A couple weeks ago we tried to make this cauliflower soup recipe that Toby found on a blog. We were skeptical of yet another pureed vegetable soup recipe (these get kind of old after a while), but it seemed so weird that we had to try it. It had basically no ingredients except for cauliflower and leeks, and unfortunately it was as boring and textureless as it sounds. (Leeks are good, but they couldn’t rescue this.) I did salvage my bowl of soup by adding sriracha, which totally changed the dish, but we will not be making pureed cauliflower soup again. (This seems so obvious in retrospect.)

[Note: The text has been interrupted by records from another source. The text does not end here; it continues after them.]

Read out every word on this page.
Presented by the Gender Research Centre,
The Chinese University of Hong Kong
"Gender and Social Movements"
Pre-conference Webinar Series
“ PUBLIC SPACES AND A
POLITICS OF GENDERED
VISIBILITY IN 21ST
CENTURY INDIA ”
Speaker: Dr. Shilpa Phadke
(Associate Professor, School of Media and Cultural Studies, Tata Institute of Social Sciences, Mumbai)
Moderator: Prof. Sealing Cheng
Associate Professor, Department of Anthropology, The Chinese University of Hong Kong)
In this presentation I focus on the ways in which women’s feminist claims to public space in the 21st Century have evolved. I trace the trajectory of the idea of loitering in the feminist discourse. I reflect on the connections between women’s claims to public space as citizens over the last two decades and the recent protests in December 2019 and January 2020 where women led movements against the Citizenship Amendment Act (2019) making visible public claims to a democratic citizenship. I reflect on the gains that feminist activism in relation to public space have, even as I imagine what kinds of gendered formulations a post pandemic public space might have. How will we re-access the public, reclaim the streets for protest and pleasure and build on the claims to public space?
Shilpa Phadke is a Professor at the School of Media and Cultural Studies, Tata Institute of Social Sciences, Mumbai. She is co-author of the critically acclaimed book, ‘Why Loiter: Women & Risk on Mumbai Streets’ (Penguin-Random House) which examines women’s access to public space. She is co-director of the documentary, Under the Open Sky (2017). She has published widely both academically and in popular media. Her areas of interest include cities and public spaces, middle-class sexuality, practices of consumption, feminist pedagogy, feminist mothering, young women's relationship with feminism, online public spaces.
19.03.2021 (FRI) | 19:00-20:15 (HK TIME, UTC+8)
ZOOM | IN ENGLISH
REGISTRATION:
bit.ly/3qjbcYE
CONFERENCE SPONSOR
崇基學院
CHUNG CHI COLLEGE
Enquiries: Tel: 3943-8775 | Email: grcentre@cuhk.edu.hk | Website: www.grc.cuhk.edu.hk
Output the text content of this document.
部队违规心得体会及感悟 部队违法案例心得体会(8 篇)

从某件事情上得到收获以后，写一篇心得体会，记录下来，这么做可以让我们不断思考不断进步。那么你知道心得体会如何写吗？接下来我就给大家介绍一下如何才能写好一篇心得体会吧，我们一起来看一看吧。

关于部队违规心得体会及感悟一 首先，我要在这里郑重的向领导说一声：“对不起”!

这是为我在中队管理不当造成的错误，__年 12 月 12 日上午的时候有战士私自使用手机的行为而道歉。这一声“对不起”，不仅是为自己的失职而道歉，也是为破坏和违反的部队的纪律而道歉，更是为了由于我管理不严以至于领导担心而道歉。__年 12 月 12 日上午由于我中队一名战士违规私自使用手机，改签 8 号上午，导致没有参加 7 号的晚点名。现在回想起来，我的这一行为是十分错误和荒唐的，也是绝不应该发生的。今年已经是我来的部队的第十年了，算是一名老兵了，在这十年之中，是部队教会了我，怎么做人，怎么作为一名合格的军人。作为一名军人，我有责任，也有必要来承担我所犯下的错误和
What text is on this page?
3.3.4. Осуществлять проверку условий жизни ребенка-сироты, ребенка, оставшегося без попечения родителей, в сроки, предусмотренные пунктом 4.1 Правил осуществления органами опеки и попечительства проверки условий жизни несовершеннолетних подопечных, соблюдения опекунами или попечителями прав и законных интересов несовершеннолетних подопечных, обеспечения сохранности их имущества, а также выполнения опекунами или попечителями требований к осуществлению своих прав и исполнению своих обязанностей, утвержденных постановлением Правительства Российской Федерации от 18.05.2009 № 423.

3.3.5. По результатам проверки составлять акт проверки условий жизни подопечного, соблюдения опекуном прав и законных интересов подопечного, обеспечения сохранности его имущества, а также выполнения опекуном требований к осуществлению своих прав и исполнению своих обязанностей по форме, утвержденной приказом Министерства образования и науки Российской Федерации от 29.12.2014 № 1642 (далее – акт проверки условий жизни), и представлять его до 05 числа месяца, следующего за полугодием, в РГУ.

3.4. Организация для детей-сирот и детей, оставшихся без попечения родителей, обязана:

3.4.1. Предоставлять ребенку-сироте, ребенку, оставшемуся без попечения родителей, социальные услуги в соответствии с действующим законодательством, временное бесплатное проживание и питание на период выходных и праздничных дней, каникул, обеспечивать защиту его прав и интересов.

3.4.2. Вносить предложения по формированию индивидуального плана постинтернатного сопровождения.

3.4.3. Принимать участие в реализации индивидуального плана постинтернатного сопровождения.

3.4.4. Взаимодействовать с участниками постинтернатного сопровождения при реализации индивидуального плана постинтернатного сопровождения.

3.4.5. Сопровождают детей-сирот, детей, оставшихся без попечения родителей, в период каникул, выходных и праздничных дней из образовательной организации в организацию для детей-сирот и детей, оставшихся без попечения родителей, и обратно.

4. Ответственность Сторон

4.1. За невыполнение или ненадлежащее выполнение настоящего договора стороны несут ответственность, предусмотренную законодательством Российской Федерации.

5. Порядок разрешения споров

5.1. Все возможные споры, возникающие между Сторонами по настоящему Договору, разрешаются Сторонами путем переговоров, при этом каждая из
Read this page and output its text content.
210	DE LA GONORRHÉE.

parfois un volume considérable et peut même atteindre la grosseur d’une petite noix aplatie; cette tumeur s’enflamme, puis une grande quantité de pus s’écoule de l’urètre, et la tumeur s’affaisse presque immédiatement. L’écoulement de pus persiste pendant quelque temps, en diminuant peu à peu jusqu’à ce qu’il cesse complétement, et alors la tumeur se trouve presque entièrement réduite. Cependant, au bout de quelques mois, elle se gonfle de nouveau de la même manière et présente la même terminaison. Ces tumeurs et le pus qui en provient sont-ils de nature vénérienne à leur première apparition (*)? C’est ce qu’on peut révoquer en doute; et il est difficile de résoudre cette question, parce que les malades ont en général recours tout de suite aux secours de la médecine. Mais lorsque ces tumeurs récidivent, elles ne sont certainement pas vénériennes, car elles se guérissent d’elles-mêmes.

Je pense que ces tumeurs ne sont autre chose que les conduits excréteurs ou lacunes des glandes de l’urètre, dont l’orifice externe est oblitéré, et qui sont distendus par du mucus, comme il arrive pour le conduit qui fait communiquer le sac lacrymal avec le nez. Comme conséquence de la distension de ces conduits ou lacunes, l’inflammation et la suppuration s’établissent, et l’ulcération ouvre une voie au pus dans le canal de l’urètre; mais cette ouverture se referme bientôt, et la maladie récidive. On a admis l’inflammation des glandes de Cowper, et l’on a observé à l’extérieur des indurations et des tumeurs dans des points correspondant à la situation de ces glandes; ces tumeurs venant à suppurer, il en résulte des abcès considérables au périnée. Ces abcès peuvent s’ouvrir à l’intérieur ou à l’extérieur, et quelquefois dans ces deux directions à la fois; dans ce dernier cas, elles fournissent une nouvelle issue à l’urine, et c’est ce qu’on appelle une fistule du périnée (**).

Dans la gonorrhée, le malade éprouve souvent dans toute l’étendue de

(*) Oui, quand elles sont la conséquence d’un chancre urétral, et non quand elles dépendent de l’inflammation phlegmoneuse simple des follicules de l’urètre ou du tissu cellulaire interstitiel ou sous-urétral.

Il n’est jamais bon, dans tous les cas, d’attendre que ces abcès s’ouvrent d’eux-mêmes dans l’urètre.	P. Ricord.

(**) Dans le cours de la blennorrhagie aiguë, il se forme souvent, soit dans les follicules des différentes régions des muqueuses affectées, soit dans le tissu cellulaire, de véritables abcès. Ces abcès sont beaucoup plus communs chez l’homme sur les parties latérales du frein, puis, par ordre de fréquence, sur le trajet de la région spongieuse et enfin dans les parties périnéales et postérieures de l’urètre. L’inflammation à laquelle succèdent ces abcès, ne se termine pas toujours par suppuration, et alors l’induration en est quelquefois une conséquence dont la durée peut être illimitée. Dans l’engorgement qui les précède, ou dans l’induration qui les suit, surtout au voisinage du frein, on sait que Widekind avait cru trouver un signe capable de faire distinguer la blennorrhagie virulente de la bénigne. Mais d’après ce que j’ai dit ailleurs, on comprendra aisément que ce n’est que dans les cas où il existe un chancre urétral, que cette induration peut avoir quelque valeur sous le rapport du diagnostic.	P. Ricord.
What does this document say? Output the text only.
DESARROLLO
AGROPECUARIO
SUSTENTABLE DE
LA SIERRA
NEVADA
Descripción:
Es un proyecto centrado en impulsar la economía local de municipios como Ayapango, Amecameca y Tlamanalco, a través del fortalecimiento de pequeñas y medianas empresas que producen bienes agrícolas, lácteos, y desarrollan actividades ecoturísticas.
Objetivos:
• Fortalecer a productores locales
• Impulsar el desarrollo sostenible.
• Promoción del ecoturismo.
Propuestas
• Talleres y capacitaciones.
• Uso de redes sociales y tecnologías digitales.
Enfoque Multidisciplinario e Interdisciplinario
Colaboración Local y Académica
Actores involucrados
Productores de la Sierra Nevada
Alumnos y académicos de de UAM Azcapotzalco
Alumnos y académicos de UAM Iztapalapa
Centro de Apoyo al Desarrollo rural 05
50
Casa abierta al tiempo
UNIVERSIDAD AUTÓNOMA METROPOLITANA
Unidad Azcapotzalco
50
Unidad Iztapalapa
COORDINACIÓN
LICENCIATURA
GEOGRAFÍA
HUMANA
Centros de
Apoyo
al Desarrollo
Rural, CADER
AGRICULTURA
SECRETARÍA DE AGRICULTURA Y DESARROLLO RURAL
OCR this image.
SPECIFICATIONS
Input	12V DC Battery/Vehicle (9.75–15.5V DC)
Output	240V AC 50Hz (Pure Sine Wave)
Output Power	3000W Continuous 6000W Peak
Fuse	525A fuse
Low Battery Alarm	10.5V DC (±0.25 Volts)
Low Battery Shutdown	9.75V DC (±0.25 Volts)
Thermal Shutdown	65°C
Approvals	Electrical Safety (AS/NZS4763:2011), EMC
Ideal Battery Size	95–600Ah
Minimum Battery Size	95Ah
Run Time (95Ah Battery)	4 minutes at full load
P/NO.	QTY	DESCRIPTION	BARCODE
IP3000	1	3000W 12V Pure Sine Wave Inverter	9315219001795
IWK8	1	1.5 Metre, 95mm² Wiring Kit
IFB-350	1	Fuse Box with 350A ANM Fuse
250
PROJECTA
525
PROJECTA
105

Why am I talking about the failed soup? Well, we were determined to give cauliflower a second chance. Slow-roasted cauliflower with pounded anchovies was the perfect thing to try.

To make this, you roast big chunks of cauliflower forever in lots of olive oil, and you make a ridiculous sauce of lemon juice, raw garlic, and anchovy. The sauce is essential, by the way. The photo above shows only the cauliflower, with some parsley as garnish. Without the sauce, you have beautiful cauliflower with a very nice texture. With the sauce you have something AMAZING!

We will certainly be making this again.

The main course was the cauliflower along with a merguez sausage from Sea Breeze Farm, home of amazing sausages and fancy meat in general. Toby made a sauce of leeks, white wine and olives to go on top of the sausage. I couldn’t get a good picture of the sausage, so there isn’t one here.

For dessert I made some outrageous Olive Oil and Coconut Brownies from the NY Times. These are incredibly gooey (much more than in the picture on the website), but also extremely delicious. These taste very special to me as well; I can’t believe I made them. It’s probably the salt sprinkled on at the end, together with the gooey texture and the crispy coconut. Mmm.